Há relatos de que o presidente do Instituto Cuca, OS criada para administrar a Rede Cuca, foi orientado a não participar da licitação que prorrogaria a sua gestão, mesmo com a OS apresentando o cumprimento de diversas metas. Houveram algumas movimentações dentro do Instituto Cuca para eleger um presidente que fosse simpático a atual gestão petista, o problema é que o instituto já estava aparelhado pela gestão anterior do PDT e a eleição foi muito acirrada. Provavelmente depois que percebeu que não teria total controle da OS, o atual prefeito deciciu emplacar uma nova OS para concorrer na licitação para administrar a Rede Cuca, com pessoas mais próximas, obtendo total controle da gestão. Alguns trabalhadores relataram que, ao pesquisar o endereço da sede do Instituto Juventude pela Vida (Ivida), não encontram nenhuma fachada indicando que ali seria a sede do Instituto, há apenas uma clínica de saúde. Ao pesquisar no site, há algumas ações pontuais do instituto e fica a pergunta: Essa OS será capaz de gerir e ser eficiente ? Ela tem experiência com contratos milionários.
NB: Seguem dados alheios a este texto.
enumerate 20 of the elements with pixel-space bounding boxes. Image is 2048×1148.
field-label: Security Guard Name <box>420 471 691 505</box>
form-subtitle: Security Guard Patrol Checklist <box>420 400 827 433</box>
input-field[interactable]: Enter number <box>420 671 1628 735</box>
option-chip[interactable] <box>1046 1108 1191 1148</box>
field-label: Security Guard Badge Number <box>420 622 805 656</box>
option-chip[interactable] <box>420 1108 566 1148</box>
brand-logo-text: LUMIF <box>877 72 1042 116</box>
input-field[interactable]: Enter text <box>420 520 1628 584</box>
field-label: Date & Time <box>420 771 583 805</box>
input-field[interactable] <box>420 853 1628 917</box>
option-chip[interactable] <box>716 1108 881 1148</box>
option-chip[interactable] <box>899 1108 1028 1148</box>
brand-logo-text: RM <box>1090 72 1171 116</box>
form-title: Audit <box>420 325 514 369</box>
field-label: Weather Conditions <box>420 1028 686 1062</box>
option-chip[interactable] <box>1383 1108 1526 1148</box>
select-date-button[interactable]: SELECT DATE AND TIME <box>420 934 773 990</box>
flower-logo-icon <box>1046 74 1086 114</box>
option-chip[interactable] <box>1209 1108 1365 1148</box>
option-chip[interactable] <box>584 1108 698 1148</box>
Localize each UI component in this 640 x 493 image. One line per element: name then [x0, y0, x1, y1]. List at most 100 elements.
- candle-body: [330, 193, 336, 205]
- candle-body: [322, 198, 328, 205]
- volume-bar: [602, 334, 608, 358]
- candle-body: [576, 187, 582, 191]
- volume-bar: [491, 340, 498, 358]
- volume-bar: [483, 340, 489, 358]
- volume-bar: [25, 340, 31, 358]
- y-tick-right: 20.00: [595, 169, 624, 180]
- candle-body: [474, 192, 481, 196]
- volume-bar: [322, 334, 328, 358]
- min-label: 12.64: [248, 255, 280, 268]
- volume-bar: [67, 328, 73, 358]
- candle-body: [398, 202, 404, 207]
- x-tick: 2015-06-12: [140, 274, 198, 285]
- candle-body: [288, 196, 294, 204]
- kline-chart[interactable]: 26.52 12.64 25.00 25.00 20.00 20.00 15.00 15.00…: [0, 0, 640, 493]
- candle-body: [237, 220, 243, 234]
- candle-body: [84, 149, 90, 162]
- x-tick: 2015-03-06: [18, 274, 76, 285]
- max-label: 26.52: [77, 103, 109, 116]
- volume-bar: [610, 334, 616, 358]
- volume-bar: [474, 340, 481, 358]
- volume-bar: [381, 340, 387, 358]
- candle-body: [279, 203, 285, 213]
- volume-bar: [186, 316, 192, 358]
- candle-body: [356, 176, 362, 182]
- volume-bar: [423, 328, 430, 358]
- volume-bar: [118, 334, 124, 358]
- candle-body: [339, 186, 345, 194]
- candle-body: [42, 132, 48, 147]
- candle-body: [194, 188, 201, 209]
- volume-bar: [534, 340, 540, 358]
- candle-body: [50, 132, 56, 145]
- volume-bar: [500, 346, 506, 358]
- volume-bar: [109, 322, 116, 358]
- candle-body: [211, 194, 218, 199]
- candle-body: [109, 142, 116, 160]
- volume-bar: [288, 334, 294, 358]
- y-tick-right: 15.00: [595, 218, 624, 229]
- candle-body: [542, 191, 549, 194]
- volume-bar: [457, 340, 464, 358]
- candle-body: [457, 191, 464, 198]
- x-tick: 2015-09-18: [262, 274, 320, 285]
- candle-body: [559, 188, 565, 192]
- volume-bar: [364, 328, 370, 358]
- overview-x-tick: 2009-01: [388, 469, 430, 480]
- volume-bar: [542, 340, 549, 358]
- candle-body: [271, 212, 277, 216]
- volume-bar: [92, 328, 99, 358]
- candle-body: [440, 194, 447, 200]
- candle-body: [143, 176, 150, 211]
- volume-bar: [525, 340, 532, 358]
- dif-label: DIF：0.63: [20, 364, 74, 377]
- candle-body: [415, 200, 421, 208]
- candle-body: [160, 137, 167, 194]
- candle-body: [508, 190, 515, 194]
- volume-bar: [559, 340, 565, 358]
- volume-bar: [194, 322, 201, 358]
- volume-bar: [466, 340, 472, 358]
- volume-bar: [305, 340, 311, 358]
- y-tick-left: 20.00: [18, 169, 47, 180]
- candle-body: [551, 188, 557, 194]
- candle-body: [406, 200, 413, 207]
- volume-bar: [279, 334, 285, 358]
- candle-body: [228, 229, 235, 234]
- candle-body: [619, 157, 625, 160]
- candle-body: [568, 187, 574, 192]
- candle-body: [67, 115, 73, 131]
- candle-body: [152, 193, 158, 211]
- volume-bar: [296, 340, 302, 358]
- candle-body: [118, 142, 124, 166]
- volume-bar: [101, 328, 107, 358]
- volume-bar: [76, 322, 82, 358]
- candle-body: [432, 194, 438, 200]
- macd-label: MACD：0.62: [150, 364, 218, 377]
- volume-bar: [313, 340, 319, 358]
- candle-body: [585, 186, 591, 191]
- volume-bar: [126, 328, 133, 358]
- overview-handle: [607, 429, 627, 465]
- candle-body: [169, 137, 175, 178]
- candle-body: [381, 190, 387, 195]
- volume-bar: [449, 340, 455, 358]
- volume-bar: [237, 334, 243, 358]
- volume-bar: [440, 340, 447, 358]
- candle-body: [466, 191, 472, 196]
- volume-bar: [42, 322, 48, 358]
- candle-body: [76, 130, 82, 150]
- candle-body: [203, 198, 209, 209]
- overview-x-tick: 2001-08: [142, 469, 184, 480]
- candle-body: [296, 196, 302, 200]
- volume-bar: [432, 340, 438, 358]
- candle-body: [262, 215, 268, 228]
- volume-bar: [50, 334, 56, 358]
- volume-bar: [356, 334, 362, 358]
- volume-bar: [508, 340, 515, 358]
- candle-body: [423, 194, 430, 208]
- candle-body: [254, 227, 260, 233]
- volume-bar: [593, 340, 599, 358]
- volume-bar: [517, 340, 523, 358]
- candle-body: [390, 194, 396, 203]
Na Rede Cuca você encontra um universo de possibilidades, seja na área da Cultura, do Esporte e da Educação. É lamentável uma política pública ficar a mercê de oscilações políticas e ter um modelo privatista de gestão que destrata trabalhadores com o uso de recursos públicos. Retomar o controle estatal significa gerir melhor, com maior autonomia e com mais garantias de direitos aos trabalhadores e aos jovens que usam o equipamento, transformando a Rede Pública em uma Política Pública de Estado e não de governo. OS governos passam, o Estado fica, e as políticas públicas como o Cuca também deveriam ficar!

📢 BolcheNews seguirá cobrando: dinheiro público tem que servir ao povo, e não a empresários disfarçados de “gestores sociais”.